Ecuador: even children drink water directly from the water tap

The population of hundreds of Ecuadorean municipalities currently have drinking water, sewage to evacuate rain waters, and collection and disposal of solid residues, improving health conditions 

October 24, 2014

Mariana Castro is shy and does not speak much. She is quiet while the cold wind moves her hair. She remembers  the summer when there was little rain. Water was scarce in San Pablo del Lago, a tourism town in Otavalo, at the foot of the Imbabura volcano. "Before, there was no water, and if there was, it was dirty".  

The fact that today potable water is available is due to the works of the two phases of the Environmental Sanitation Program for Community Development (Promadec, for its acronym in Spanish). The initiative materializes the goal of the National Development Plan to close the gap in the coverage of basic services which extends not only to the neighboring populations such as Abatag, Cusinpamba, and Gualabi, but also to others that are far away from San Pablo del Lago. 

Currently, 208 municipalities of Ecuador, where 3.5 million people live, have quality potable water services; sewage that evacuates rain waters; and collection and disposal of solid residues that improve the health conditions of young and old. There are over 450 projects improving the life of Ecuadoreans. 

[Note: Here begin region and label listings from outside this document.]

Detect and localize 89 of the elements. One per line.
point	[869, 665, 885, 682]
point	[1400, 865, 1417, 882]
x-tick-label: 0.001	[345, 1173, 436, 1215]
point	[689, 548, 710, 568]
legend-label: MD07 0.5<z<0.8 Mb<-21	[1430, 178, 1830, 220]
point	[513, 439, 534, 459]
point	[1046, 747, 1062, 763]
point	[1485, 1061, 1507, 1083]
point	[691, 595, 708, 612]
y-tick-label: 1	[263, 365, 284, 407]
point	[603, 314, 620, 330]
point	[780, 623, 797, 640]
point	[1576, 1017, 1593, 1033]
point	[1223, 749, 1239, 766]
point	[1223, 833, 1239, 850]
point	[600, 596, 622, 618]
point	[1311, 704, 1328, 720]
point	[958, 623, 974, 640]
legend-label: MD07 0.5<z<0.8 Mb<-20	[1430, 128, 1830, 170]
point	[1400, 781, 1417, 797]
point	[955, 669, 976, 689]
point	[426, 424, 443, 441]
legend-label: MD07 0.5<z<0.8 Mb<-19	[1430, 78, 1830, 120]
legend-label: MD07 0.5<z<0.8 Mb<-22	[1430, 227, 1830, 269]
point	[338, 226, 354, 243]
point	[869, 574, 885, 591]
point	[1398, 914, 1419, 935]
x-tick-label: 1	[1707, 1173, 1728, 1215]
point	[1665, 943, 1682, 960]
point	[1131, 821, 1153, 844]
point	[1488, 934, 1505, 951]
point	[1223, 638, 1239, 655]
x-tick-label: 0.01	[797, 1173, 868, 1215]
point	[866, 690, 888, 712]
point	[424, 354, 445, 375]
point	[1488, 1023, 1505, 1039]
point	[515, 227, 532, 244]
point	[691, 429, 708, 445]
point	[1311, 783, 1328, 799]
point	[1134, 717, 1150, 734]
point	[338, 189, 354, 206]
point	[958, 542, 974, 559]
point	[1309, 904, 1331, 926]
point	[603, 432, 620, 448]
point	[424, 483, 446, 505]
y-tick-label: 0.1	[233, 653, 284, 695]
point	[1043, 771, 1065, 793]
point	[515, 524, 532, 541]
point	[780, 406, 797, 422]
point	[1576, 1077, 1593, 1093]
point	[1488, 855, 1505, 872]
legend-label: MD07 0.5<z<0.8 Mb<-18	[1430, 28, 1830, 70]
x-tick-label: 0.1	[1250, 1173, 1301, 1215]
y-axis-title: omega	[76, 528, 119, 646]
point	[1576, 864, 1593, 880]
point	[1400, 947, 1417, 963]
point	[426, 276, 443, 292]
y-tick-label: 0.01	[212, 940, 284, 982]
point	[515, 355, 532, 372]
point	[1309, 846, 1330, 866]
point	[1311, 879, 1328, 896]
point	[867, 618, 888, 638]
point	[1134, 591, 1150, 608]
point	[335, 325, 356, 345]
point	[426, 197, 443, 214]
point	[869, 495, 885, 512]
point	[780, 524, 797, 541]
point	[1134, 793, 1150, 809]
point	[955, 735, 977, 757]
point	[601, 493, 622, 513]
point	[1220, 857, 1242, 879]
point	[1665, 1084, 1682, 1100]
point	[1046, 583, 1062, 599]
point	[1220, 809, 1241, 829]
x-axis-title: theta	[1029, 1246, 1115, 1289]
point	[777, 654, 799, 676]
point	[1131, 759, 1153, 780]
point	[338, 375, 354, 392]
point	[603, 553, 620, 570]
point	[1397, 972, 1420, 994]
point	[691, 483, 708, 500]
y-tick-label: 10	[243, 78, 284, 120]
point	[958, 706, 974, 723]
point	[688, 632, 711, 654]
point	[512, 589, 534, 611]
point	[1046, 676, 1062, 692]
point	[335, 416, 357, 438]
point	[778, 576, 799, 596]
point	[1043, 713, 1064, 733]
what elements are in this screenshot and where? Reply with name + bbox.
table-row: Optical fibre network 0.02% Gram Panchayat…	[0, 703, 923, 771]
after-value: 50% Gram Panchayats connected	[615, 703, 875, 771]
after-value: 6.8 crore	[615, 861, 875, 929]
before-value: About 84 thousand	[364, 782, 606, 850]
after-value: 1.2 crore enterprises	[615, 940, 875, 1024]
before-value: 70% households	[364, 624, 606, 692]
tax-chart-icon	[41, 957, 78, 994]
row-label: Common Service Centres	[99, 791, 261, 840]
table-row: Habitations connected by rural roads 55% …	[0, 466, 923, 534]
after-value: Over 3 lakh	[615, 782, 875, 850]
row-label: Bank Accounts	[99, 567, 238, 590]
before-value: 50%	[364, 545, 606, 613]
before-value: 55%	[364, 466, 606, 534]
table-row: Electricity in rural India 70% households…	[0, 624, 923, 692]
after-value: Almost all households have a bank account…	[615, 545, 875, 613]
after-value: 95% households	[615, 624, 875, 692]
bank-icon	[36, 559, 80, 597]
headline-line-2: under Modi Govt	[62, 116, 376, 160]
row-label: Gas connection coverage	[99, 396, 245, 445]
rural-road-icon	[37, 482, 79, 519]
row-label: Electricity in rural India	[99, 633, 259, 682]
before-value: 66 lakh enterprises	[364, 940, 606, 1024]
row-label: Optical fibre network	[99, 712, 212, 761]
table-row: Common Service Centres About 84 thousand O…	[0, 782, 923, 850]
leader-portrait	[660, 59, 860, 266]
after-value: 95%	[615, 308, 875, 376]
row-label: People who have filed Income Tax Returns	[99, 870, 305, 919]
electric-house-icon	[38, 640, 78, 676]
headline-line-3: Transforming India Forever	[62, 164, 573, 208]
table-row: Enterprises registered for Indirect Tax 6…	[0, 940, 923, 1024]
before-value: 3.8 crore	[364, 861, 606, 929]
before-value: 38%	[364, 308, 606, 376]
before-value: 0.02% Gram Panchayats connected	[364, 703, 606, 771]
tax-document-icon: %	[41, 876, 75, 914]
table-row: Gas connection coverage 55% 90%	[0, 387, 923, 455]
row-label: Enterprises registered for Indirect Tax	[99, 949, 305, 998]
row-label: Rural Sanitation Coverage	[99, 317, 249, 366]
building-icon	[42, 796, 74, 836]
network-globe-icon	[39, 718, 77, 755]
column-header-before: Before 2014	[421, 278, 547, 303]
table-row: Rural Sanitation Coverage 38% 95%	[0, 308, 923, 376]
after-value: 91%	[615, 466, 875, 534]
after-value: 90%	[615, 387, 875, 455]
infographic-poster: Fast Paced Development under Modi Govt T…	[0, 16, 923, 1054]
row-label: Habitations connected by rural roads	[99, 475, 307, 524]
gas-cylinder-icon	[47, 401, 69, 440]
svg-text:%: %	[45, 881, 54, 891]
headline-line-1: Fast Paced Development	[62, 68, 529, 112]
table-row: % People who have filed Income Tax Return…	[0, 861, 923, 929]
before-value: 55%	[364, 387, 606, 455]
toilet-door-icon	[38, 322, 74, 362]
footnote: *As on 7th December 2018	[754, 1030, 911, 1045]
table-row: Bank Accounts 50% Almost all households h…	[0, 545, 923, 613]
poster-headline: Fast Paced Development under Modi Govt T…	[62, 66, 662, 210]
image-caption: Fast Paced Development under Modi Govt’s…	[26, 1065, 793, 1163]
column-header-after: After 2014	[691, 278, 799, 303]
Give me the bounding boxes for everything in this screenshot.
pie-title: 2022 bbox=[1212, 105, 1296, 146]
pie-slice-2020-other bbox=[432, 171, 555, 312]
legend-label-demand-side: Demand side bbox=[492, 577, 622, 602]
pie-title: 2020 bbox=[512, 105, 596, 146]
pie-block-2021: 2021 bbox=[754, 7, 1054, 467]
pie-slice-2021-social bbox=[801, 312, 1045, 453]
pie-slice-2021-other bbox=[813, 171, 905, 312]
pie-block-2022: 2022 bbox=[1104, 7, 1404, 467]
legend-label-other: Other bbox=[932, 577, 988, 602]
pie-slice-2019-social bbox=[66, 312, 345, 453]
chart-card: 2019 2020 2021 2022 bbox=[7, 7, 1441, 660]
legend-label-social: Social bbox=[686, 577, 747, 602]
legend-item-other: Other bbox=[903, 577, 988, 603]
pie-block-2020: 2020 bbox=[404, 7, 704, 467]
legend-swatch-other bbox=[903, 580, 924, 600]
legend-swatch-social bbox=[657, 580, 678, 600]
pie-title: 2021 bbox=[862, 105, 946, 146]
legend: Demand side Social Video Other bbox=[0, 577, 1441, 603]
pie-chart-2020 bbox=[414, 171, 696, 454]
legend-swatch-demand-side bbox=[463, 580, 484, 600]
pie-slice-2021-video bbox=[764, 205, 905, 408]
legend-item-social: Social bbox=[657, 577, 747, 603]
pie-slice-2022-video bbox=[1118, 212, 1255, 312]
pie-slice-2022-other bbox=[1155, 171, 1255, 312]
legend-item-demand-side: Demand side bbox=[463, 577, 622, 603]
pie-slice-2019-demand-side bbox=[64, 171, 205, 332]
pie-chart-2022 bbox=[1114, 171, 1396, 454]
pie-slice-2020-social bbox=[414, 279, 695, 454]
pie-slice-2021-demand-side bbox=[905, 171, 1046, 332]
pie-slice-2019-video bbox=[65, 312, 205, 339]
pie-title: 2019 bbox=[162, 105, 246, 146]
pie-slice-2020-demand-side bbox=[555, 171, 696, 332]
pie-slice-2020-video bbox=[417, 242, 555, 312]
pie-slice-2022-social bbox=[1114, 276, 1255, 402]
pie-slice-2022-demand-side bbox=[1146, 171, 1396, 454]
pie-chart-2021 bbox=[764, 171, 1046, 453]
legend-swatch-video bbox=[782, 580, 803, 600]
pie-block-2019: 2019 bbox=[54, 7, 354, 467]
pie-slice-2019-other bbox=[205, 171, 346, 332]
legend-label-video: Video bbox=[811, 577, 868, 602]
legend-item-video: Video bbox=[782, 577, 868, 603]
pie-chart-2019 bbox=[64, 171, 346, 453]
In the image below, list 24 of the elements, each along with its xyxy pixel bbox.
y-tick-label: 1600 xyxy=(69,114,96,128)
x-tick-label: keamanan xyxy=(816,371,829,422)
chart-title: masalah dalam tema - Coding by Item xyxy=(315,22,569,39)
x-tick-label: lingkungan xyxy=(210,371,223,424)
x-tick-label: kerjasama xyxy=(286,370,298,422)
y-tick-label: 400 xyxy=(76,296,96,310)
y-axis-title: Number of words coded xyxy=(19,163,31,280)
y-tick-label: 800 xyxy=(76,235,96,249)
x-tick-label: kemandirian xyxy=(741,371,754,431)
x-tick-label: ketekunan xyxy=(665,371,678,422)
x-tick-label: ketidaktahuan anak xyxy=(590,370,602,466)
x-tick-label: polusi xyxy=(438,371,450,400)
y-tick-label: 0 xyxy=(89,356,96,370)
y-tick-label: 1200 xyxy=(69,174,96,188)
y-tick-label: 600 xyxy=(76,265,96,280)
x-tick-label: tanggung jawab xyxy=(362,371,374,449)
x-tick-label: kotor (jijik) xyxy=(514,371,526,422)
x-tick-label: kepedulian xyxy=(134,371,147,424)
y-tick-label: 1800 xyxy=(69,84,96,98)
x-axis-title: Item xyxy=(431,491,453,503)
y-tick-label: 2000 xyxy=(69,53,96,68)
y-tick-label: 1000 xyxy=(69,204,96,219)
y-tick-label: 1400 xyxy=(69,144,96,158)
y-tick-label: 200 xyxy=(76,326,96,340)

For example, in the framework of the Promadec, improvement works in the potable water plant were constructed for San Pablo del Lago, together with the expansion of the potable water system distribution network.   

This project, together with others in other municipalities of Ecuador, waas granted financing by CAF development bank of Latin America, in coordination with Banco del Estado (BdE). In the case of San Pablo del Lago, potable water coverage has reached 99 percent. "Now the water is much better, it is potable" says Mariana, standing by the hanging clothes in the shadow of the Imbabura. 

Luis Arango is an inhabitant of San Pablo del Lago. He is dressed in a red jacket such as the one used by Marty McFly in Back to the Future. He speaks about the diseases that existed "when water was dark and murky". Today, the situation is different, "even children drink water directly from the water tap, without any problems".